The Soloist (2009)
7/10
Hard look at homelessness
14 November 2021
My first thoughts when this movie started were of the movie "Resurrecting the Champ" with Josh Hartnett and Samuel L. Jackson. That was an excellent movie about a Denver reporter who thought he stumbled upon a former heavyweight champ who was now homeless. That was also based upon a true story.

In "The Soloist" Steven Lopez (Robert Downey Jr.) is a reporter for the L. A. Times who stumbles upon a former Julliard School cellist. Lopez decides to write a human interest piece about this now homeless man named Nathaniel Ayers (Jamie Foxx). The article, which ran serially, garnered Lopez and Ayers a lot of attention. Lopez, in a very demanding way, wanted to turn Ayers' life around for the better as though it was something he had to do and something Ayers had to accept. But Ayers wasn't homeless because he simply had bad breaks or a drug addiction.

Ayers had serious psychological problems, and dealing with a person with mental and psychological problems is not easy as Lopez found out the hard way.

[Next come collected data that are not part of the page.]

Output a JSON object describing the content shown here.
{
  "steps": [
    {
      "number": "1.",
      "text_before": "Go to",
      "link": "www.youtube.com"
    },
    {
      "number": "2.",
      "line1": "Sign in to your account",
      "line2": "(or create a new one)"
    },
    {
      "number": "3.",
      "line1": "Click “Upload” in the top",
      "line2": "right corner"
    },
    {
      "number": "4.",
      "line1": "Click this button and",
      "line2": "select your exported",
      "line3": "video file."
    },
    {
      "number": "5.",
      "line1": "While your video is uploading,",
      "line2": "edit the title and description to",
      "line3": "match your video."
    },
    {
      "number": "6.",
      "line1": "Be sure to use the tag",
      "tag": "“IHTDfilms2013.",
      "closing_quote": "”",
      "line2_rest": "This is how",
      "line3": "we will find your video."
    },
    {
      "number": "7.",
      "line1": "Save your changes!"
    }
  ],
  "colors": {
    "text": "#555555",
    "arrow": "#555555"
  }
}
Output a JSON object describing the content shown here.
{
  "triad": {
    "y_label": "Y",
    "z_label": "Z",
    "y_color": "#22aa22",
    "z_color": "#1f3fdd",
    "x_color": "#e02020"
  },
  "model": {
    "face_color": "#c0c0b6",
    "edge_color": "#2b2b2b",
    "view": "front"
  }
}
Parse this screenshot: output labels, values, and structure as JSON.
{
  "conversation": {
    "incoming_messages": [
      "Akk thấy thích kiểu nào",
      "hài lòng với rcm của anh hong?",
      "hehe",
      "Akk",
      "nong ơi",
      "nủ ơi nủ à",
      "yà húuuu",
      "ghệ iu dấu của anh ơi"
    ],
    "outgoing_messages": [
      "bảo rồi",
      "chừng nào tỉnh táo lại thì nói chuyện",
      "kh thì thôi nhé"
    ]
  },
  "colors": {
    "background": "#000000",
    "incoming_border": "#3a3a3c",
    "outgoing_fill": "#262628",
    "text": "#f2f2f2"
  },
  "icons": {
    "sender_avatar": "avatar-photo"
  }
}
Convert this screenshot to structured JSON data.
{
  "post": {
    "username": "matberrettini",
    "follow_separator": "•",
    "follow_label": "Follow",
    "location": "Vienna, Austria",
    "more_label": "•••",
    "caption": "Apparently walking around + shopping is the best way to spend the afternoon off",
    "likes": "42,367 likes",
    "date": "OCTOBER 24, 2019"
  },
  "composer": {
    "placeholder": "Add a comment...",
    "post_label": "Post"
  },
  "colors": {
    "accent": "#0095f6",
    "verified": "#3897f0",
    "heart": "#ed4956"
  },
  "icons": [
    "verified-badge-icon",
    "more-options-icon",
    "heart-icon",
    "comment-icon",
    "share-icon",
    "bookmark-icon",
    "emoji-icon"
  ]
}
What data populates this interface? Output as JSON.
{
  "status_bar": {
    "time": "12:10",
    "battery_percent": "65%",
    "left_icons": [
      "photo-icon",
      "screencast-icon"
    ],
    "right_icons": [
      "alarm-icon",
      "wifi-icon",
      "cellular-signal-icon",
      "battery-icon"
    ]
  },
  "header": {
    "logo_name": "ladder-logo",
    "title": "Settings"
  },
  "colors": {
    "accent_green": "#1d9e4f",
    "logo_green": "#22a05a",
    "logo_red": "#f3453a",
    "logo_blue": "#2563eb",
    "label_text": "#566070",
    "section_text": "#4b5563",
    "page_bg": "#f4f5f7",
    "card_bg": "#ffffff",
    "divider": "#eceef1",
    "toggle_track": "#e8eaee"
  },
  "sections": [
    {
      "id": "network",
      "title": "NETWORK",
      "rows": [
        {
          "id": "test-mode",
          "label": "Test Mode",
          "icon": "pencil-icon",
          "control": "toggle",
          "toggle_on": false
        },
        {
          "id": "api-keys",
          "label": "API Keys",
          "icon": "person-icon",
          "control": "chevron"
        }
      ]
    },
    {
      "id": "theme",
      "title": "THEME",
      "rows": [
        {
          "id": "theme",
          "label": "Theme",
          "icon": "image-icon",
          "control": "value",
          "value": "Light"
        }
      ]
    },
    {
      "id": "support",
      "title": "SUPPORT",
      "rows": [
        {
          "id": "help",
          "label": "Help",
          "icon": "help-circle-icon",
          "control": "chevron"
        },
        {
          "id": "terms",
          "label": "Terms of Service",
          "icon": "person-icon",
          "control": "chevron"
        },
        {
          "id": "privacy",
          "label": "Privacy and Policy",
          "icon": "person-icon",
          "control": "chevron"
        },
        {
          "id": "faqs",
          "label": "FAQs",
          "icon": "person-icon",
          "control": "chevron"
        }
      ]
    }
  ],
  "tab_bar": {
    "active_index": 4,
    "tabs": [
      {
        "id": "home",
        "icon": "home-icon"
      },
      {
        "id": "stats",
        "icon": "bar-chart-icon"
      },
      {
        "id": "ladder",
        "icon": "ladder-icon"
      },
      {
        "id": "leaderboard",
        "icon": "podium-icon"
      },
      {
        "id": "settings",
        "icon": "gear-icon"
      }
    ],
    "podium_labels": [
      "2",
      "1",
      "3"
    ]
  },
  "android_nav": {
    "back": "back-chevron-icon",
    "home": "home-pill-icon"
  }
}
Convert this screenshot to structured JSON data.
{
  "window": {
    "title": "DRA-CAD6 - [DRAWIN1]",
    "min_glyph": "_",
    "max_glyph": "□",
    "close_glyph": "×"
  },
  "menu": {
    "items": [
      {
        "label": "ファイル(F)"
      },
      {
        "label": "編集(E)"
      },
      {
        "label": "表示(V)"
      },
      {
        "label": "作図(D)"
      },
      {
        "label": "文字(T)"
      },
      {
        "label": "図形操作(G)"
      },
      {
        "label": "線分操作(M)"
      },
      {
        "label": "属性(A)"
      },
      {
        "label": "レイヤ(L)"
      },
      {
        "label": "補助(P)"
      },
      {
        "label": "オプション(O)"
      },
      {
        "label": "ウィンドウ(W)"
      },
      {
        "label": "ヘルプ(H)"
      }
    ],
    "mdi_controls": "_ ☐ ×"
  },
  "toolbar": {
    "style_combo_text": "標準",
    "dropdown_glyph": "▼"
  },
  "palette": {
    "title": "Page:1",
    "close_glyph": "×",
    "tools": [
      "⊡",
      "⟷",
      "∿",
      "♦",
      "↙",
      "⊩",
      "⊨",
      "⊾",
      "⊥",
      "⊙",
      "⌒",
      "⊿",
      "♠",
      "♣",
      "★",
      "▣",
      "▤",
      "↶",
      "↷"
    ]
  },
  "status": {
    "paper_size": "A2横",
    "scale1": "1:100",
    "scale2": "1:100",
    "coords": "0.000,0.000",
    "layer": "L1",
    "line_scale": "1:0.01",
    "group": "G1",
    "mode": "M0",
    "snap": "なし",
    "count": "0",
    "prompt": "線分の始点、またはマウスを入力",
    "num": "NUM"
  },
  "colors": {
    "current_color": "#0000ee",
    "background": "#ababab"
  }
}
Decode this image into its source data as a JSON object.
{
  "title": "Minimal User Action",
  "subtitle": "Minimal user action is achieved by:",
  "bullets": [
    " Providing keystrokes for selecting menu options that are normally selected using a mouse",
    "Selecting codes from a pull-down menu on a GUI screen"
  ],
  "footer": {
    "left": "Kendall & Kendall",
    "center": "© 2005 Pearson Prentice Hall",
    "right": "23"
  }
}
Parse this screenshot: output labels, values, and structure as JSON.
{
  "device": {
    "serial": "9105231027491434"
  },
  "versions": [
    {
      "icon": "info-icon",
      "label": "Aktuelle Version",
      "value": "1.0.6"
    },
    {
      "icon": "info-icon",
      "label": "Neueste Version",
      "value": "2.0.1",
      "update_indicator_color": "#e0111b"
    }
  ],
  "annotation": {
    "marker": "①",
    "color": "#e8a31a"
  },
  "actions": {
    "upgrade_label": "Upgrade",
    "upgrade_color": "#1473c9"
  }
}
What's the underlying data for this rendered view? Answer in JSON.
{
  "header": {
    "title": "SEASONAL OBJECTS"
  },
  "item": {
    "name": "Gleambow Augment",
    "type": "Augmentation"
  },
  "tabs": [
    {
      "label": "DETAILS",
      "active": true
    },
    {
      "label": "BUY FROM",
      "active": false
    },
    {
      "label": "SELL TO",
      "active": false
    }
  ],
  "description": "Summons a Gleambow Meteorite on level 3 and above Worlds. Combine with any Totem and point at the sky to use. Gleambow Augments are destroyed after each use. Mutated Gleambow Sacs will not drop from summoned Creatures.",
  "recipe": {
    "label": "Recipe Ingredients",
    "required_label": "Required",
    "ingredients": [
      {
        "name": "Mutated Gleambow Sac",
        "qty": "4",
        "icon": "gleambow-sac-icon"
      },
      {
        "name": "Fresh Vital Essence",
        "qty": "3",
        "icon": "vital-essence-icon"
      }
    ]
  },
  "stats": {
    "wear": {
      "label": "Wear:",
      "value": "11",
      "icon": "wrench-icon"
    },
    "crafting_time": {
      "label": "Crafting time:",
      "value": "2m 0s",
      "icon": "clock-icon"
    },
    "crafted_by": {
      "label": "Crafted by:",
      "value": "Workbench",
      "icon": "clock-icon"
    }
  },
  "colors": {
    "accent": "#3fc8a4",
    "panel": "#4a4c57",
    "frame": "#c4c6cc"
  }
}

"The Soloist" takes a harder look at homelessness than any movie I've ever seen. This is a problem that hits very close to home for me as I live near San Francisco which is probably now the homeless capital of the country. Ayers was just one type of homeless case--a very gifted individual with a psychological handicap keeping him from a normal life.

This movie is very depressing though it is realistic. You want Ayers to find that something to make him whole, make him right, and make him no longer homeless, but how can someone find what they're not looking for, especially when he doesn't trust those trying to guide him to it? It's a conundrum. "The Soloist" doesn't promise a happy ending, but it promises a real ending.